When you take in totality this plan, her American Retirement Accountsproposal, and her American Health Choices Plan, she's really laying out a vision for empowering American workers. Hillary's work/family plan would empower workers to ask their employers for a more flexible schedule. While the employer would not be required to accept the request, just the notion that one has the guaranteed right to ask for such changes as job sharing or telecommuting is powerful. According to Hillary's website, "In the United Kingdom, after adoption of a similar law, 7 out of 10 requests made by employees were granted, and 80% of employers surveyed felt that flexible workplace arrangements were easily accommodated in their organization." Hillary has also promised to sign into law the EFCA.

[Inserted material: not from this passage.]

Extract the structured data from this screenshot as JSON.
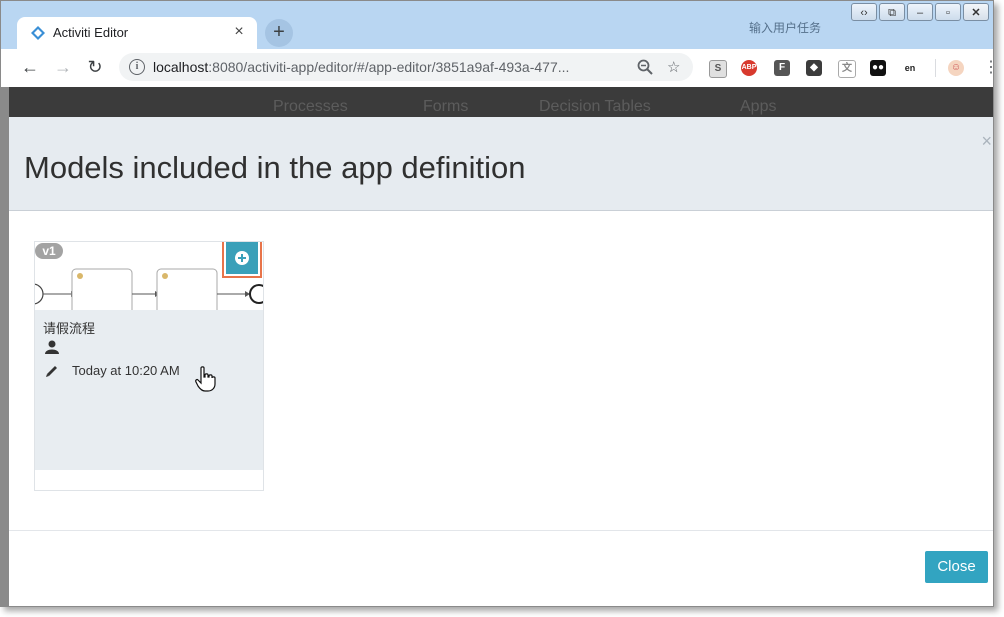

With portable health coverage and access to a medicare-type program, workers will be able to leave their job without the burden of losing their health insurance. Entrepreneurs will be free to start new small businesses without the worry that they will be priced out of health care. With her retirement savings program, Americans will be able to borrow against their accounts during unexpected periods of unemployment, or to help pay for irregular large expenditures, like a down payment for a new home. According to the Washington Post, Hillary's savings plan (unlike current savings incentives, and a Republican plan brought forward by Mitt Romney) would "direct savings where they are most needed -- to retirement accounts -- in a way contrary to the perverse current system, in which the best-off Americans get the most from tax incentives to save." Like her health initiative, the savings plans are fully portable, would encourage employers to adopt an opt-out policy, and would offer a federal plan modeled on the Congressional Thrifty program, which companies or individuals could utilize.

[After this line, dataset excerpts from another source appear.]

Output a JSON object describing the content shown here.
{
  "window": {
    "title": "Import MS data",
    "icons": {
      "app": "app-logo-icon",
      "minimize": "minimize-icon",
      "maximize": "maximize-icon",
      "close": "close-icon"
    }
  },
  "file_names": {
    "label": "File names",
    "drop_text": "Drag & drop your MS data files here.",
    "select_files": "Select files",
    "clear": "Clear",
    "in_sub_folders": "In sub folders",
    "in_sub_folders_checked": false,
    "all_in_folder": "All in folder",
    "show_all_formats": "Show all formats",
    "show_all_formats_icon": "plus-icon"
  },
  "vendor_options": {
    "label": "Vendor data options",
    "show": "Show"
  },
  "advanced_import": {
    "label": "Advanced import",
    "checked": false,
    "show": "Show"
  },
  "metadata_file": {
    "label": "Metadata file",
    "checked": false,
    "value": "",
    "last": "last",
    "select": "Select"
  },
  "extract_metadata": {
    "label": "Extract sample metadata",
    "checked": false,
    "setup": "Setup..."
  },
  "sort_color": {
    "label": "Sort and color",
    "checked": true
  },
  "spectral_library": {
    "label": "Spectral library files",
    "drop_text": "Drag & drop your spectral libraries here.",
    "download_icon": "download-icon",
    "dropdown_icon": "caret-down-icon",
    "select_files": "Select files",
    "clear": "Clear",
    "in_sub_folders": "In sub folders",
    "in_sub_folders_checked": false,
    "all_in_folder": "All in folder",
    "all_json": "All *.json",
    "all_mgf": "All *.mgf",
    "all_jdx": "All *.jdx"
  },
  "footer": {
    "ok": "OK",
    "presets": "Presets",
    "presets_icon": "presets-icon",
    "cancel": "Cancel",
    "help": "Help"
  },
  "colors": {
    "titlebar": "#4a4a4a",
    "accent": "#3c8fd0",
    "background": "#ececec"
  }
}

While Hillary has vowed not to touch social security, it's worth noting, according to the Post, "Nearly one-third of households do not have enough retirement savings, along with Social Security benefits, to replace even half their pre-retirement incomes." This is a real concern especially since according to that same article, "American's don't save enough. For the past few years, Americans have been saving less than 1 percent of their disposable incomes, down from 11 percent in 1984." So, this supplemental program would work to boost savings as well as offering a career long safety net to American workers.
What Hillary is proposing is a real change in American life. Our approach to work, health, and home is outdated. It worked when people spent their careers at the same company, when a family could succeed on one income, and when post retirement life expectancies were much shorter. But, it doesn't work anymore. There is a distinct imbalance and American workers are bearing the brunt of it. Hillary is careful to include measures to off-set the costs of her proposals, such as freezing the estate tax, and closing corporate tax loopholes. Hillary's plans require and reward individual responsibility. These are not entitlements, but rather a forward thinking approach to today's changing landscape.

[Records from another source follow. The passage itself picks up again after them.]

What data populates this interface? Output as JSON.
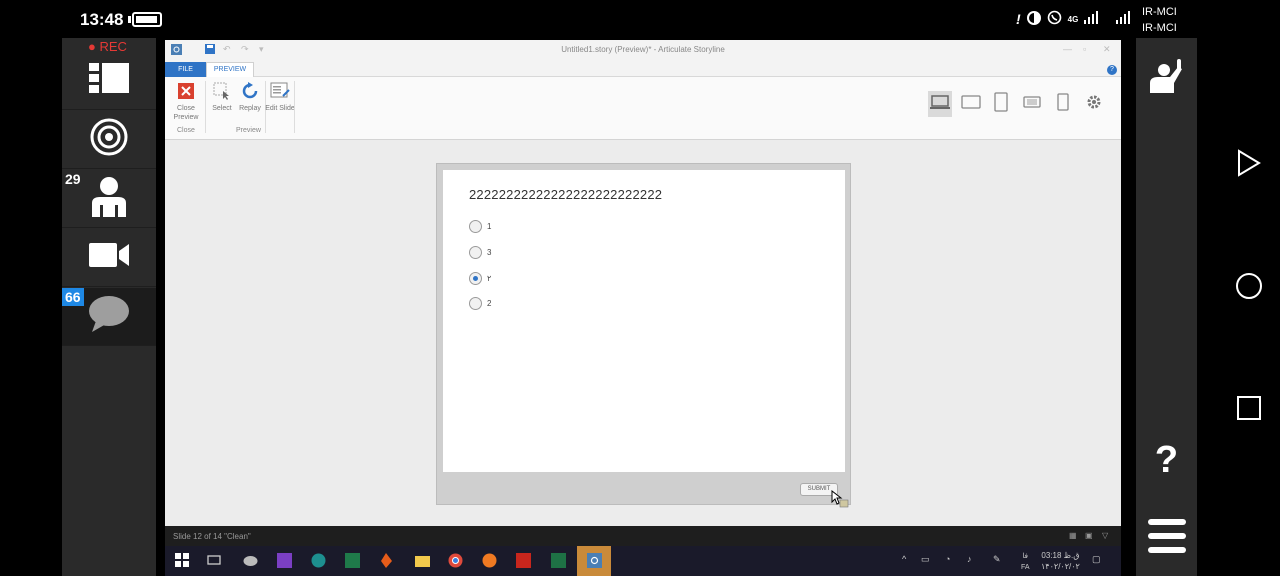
{
  "status_bar": {
    "time": "13:48",
    "carrier_1": "IR-MCI",
    "carrier_2": "IR-MCI",
    "network": "4G",
    "icons": [
      "alert-icon",
      "data-saver-icon",
      "whatsapp-icon",
      "signal-icon",
      "signal-icon"
    ]
  },
  "left_panel": {
    "rec_label": "REC",
    "participants_count": "29",
    "chat_count": "66",
    "items": [
      "layout-icon",
      "target-icon",
      "person-icon",
      "camera-icon",
      "chat-icon"
    ]
  },
  "right_panel": {
    "items": [
      "raise-hand-icon",
      "help-icon",
      "menu-icon"
    ],
    "help_label": "?"
  },
  "nav": {
    "items": [
      "back-triangle-icon",
      "home-circle-icon",
      "recents-square-icon"
    ]
  },
  "storyline": {
    "window_title": "Untitled1.story (Preview)* - Articulate Storyline",
    "tabs": {
      "file": "FILE",
      "preview": "PREVIEW"
    },
    "help": "?",
    "ribbon": {
      "close_preview": "Close Preview",
      "select": "Select",
      "replay": "Replay",
      "edit_slide": "Edit Slide",
      "group_close": "Close",
      "group_preview": "Preview"
    },
    "device_buttons": [
      "desktop-icon",
      "tablet-landscape-icon",
      "tablet-portrait-icon",
      "phone-landscape-icon",
      "phone-portrait-icon",
      "settings-icon"
    ],
    "slide": {
      "question": "22222222222222222222222222",
      "options": [
        {
          "label": "1",
          "checked": false
        },
        {
          "label": "3",
          "checked": false
        },
        {
          "label": "٢",
          "checked": true
        },
        {
          "label": "2",
          "checked": false
        }
      ],
      "submit_label": "SUBMIT"
    },
    "status_text": "Slide 12 of 14   \"Clean\""
  },
  "taskbar": {
    "clock_time": "03:18 ق.ظ",
    "clock_date": "۱۴۰۲/۰۲/۰۲",
    "lang": "FA",
    "lang_fa": "فا"
  }
}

Hillary's plans put the worker in the driver seat of their life decisions. From the small stuff...Kid sick? No worries, you're covered, you can take a paid sick day to care for your child. Have to care for an elderly parent in a health emergency? You can take some family leave time to sort things out. To the larger decisions... Work schedule no longer working for you? Ask your employer about telecommuting a couple of days a week. Buying a new home? Borrow a little from your retirement plan to to pay for the down payment. Having a baby? Don't worry, you're going to be able to take those first vital months at home without going broke, and without risk of losing your job. Opening a bookstore(my dream) but can't afford private health insurance, buy into the Congressional plan, it's affordable. This kind of clarity of purpose is why I am so excited about Hillary's run for president.